A despedida dos palcos de Cyndi Lauper

Desde adolescente sou fã de Cyndi Lauper. Sua voz diferente, seu visual eternamente inesperado, seu alcance vocal inconfundível e suas canções pop marcantes como Time After Time já fazem dela uma lenda do pop. Tive o privilégio de vê-la ao vivo mais de uma vez, todas inesquecíveis. Ia pular a chance no Rock In Rio, mas, o anúncio de sua aposentadoria dos palcos me faz reconsiderar dispensar esse “último” encontro. Aos 70 anos, Cyndi não perdeu a voz, não perdeu energia e segue sendo do tipo ‘sincerona’. Apenas já sabe que não precisa provar mais nada de seu talento e que já é hora de tirar o pé do acelerador.

A notícia pegou o mundo meio que de surpresa pois é muito raro um músico “parar”. Mas Cyndi sempre foi como anunciou em seu 1º álbum: incomum. Ao avisar que a turnê, Girls Just Wanna Have Fun Farewell Tour será sua última detonou uma onda de nostalgia entre seus fãs. Acompanhado pelo documentário Let the Canary Sing, sobre sua vida e carreira, na Paramount +, é uma chance imperdível de curti-la.

Há mais de dez anos sem uma grande turnê, a cantora-compositora-ativista quer parar no auge. Segundo conversou com o New York Times, em alguns anos poderia não mais ter a mesma entrega que a fez lendária. Afinal, antes de virar uma estrela, a cantora danificou as cordas vocais e parou de cantar por um ano, com os médicos afirmando que ela nunca mais cantaria. Isso foi em 1977, mas ela não apenas recuperou a voz (com a ajuda da treinadora vocal Katie Agresta), como explodiu como uma das cantoras mais rentáveis e representativas dos anos 1980s, com seu álbum solo de 1983 – She’s so Unusual – ganhando prêmios e vendendo milhões.

Esse tipo de transparência sempre reforçou a autenticidade de Cyndi Lauper. Se no palco era quase histriônica, na vida pessoal sempre primou pela discrição e poucos e duradouros relacionamentos. Sua biografia, de 2012, ela insiste em reconhecer que lamenta que os fãs confundam sua música com sua pessoa, nos alertando que nem sempre é simpática. O próprio alerta sugere o oposto, mas ela efetivamente sempre avisou. Eu amo ela ainda mais por isso.

Se ela demorou tantos anos para assinar um livro, precisou de ainda mais tempo para aceitar a história de sua vida em filme. Segundo ela, documentários feitos em vida são estranhos e ela não se sentia particularmente incompreendida: sempre comunicou exatamente o que queria dizer. Porém, topou o desafio.

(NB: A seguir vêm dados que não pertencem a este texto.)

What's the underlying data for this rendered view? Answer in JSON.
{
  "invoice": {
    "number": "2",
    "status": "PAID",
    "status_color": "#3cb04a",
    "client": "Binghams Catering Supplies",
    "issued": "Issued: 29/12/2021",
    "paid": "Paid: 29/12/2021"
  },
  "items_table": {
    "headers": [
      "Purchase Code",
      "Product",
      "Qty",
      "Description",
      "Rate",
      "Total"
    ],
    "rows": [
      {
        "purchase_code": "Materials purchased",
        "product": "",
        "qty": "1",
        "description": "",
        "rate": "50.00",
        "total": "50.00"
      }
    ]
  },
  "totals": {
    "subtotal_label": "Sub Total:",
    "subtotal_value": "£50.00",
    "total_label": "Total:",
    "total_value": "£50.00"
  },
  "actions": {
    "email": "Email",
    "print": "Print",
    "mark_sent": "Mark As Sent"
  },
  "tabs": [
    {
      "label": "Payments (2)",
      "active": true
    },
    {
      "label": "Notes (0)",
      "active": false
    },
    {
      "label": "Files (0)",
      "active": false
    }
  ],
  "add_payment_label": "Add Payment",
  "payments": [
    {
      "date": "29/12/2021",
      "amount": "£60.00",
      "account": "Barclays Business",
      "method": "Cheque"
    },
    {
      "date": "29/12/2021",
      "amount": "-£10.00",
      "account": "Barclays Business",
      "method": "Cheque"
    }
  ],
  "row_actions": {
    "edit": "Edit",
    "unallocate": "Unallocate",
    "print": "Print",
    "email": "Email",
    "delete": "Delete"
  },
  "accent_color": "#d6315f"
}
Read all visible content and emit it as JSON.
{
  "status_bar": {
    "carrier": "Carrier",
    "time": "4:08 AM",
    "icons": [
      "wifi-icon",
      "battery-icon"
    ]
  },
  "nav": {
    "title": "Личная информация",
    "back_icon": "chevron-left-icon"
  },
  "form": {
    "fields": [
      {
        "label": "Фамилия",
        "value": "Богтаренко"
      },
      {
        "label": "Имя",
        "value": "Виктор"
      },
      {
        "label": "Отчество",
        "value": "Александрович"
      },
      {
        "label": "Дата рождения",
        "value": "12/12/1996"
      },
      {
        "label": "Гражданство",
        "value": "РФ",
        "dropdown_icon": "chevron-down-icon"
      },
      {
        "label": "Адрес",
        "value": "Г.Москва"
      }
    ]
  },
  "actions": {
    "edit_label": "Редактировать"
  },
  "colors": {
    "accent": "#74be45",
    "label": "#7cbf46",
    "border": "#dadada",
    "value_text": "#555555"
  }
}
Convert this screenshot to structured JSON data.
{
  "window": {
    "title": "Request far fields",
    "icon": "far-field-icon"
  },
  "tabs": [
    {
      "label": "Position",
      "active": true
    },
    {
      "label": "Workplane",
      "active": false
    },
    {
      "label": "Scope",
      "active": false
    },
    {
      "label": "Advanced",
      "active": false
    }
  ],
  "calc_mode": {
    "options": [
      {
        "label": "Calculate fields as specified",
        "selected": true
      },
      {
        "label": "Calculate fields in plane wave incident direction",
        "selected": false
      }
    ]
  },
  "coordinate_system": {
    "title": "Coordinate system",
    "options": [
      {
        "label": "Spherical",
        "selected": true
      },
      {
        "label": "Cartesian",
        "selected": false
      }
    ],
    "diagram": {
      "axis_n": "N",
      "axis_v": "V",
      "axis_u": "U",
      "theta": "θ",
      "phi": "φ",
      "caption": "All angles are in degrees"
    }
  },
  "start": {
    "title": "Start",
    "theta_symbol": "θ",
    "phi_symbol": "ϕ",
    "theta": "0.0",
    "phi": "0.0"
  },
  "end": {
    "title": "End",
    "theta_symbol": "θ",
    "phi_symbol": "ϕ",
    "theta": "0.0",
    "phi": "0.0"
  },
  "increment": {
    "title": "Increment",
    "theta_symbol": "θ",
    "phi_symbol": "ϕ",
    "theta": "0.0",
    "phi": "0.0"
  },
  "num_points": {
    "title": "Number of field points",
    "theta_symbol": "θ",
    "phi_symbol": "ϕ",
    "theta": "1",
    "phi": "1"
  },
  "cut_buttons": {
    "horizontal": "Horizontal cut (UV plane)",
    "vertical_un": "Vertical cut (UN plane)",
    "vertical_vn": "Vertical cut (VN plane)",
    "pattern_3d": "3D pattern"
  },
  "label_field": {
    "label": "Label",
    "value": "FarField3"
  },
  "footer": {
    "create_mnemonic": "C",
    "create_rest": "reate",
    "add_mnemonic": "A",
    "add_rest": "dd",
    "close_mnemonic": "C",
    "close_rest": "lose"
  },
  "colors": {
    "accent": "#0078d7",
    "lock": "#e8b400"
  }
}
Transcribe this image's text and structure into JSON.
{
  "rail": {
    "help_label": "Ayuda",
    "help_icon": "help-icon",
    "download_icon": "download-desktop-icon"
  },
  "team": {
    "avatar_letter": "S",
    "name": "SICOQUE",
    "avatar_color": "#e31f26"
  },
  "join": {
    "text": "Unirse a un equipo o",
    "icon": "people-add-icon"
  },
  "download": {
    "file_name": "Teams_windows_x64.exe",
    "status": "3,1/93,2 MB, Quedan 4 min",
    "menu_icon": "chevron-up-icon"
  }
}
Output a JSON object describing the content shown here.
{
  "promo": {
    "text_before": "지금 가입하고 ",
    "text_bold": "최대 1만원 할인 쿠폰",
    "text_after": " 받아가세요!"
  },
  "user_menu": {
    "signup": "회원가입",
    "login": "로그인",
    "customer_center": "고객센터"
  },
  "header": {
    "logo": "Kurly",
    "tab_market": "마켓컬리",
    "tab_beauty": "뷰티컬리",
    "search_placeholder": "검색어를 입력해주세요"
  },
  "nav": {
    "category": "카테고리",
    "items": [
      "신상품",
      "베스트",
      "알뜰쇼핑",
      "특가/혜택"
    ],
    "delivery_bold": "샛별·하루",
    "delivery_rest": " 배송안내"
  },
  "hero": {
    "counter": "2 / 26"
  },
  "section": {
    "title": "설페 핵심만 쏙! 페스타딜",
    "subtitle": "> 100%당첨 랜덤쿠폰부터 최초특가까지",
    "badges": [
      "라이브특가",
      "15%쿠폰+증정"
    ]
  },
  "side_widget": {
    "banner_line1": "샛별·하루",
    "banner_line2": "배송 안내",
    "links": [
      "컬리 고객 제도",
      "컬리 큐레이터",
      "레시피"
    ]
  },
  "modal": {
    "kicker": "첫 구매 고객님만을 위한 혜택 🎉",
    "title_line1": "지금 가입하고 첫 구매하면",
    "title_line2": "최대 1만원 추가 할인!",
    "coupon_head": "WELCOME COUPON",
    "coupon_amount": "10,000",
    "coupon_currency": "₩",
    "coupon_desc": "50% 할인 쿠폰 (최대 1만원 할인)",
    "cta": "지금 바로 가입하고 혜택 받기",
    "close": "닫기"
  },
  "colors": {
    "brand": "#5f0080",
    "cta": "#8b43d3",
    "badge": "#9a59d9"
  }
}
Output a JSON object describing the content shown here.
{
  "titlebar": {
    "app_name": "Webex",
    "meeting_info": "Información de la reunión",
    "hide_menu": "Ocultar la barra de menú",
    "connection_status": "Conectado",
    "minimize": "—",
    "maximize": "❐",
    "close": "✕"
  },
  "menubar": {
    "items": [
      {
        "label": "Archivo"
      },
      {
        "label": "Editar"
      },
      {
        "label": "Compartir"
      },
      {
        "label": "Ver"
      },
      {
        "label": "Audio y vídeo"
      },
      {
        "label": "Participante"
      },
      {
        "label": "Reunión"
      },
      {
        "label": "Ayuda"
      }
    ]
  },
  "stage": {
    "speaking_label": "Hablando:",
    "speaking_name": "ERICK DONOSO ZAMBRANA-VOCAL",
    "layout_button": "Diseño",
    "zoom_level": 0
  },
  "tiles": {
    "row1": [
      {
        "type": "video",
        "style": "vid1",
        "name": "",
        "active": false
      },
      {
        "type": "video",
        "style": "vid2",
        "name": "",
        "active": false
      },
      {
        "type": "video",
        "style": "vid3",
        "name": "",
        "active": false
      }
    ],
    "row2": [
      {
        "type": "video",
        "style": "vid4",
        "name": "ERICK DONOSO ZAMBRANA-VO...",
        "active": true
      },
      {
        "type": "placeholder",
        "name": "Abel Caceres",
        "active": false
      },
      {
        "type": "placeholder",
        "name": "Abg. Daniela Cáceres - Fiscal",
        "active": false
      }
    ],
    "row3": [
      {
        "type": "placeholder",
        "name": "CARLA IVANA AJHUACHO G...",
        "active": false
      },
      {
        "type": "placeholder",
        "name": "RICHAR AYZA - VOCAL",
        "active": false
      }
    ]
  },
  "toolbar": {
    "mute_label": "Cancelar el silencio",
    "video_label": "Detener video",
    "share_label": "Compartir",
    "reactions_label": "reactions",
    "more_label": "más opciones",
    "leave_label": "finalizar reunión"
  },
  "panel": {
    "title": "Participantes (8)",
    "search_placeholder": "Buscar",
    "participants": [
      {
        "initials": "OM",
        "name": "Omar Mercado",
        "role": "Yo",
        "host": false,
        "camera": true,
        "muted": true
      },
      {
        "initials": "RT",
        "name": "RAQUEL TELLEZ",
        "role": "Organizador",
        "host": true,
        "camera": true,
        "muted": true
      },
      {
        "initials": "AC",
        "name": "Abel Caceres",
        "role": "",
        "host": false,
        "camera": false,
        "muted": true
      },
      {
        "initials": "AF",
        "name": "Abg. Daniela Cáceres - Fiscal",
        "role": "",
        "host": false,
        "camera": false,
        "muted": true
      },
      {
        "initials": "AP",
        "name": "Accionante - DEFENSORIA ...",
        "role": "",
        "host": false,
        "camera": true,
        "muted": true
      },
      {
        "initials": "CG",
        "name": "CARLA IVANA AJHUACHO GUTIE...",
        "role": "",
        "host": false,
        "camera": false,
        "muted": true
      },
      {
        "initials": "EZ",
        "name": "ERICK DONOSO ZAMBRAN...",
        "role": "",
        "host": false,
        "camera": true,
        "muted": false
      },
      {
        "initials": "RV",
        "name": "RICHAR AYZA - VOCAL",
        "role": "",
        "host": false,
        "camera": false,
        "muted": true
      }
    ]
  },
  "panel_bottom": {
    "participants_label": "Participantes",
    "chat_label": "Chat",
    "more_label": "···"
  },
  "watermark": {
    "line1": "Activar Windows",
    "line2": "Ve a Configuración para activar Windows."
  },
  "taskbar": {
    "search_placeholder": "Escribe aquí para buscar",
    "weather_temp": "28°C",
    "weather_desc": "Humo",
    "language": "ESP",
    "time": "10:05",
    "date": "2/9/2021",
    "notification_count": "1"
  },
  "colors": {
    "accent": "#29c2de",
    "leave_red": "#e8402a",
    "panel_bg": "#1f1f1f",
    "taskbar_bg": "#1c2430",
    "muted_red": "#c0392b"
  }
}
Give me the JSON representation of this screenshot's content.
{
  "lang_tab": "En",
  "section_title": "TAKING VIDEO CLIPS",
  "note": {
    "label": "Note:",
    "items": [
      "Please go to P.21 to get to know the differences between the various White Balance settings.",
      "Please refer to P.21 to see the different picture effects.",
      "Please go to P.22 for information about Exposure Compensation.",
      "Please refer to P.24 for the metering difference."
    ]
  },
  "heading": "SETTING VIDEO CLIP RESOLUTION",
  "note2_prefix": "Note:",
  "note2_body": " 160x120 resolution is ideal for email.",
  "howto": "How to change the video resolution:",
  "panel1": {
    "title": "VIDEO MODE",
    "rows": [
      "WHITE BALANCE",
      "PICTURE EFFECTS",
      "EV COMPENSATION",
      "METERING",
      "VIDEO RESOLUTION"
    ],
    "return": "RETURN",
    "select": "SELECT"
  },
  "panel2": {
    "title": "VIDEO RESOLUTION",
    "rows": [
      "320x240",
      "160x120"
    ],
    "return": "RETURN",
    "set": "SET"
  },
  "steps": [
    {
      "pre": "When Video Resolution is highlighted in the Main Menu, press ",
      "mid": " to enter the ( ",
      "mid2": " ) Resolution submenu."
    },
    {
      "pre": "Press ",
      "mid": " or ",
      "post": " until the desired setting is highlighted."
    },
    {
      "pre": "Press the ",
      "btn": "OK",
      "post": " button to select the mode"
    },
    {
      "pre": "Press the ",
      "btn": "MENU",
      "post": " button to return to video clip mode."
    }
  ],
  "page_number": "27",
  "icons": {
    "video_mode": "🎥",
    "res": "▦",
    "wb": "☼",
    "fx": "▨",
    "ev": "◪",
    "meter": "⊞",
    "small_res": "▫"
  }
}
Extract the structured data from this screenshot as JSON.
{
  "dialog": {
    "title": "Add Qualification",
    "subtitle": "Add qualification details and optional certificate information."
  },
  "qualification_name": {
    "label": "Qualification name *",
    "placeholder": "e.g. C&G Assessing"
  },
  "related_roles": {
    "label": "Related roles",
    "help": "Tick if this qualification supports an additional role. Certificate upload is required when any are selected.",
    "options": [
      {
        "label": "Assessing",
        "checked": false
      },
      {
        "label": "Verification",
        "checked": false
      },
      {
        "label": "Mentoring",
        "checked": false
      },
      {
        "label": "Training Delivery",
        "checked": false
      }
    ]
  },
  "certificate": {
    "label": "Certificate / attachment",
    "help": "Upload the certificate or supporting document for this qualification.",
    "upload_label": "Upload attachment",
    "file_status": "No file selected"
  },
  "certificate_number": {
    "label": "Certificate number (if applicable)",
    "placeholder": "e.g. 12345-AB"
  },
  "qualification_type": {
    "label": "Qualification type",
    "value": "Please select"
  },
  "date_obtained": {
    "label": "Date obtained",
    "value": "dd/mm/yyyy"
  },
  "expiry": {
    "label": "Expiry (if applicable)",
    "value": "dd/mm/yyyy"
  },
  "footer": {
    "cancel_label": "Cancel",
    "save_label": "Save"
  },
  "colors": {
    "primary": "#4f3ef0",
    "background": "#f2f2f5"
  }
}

Mesmo se você não viveu em Nova York vai identificar que Cyndi tem um sotaque forte e ele é do Queens, outra característica que ela abraçou sem problemas. Em casa passou por problemas com a separação dos pais, abusos de padrastos e a perseguição que sua irmã, Ellen, sofreu por ser gay. Saiu de casa aos 17 e sobreviveu como pintora, vendedora de sapatos, garçonete, e cantora em uma banda cover. Ela só veio a ter sucesso aos 32 anos, sua capacidade de não se abater é uma inspiração.

O mundo meio que parou quando ouviu a primeira vez a voz aguda daquela americana de roupas ciganas e uma cor de cabelo diferente a cada semana cantando Girls Just Wanna Have Fun. Escrita originalmente para um homem cantar sobre as garotas com quem queria se divertir, Cyndi mudou a letra, reivindicou a libertação do local de trabalho, do lar e do patriarcado. E nos divertíamos cantando com ela. Seu ativismo não a fez mais popular, mas criou um elo com seus fãs inquebrável.

A rivalidade com Madonna, que explodiu mais ou menos ao mesmo tempo que ela, colocou Cyndi em várias situações dolorosas (como ter a rival citada como a “bonita” e ela a “talentosa”, um eufemismo para não elogiá-la fisicamente) e nem Madonna gostava de ser menos considerada artisticamente, ou seja, desagradavam a todos. E efetivamente as duas nunca se bicaram ou colaboraram, uma perda inestimável das duas maiores estrelas de uma geração e que tinham tanto em comum.

Ao total. ao longo de 4 décadas, Cyndi Lauper gravou mais 11 álbuns, um musical premiado na Broadway, entre tantos sucessos. É nostálgico pensar que suas apresentações passarão a ser reduzidas, por isso estou considerando minha agenda em 2024. Ao completar 71 anos em 22 de junho de 2024 (em apenas algumas semanas!) ela mais uma vez nos confirma ser dona de si. Como não amá-la?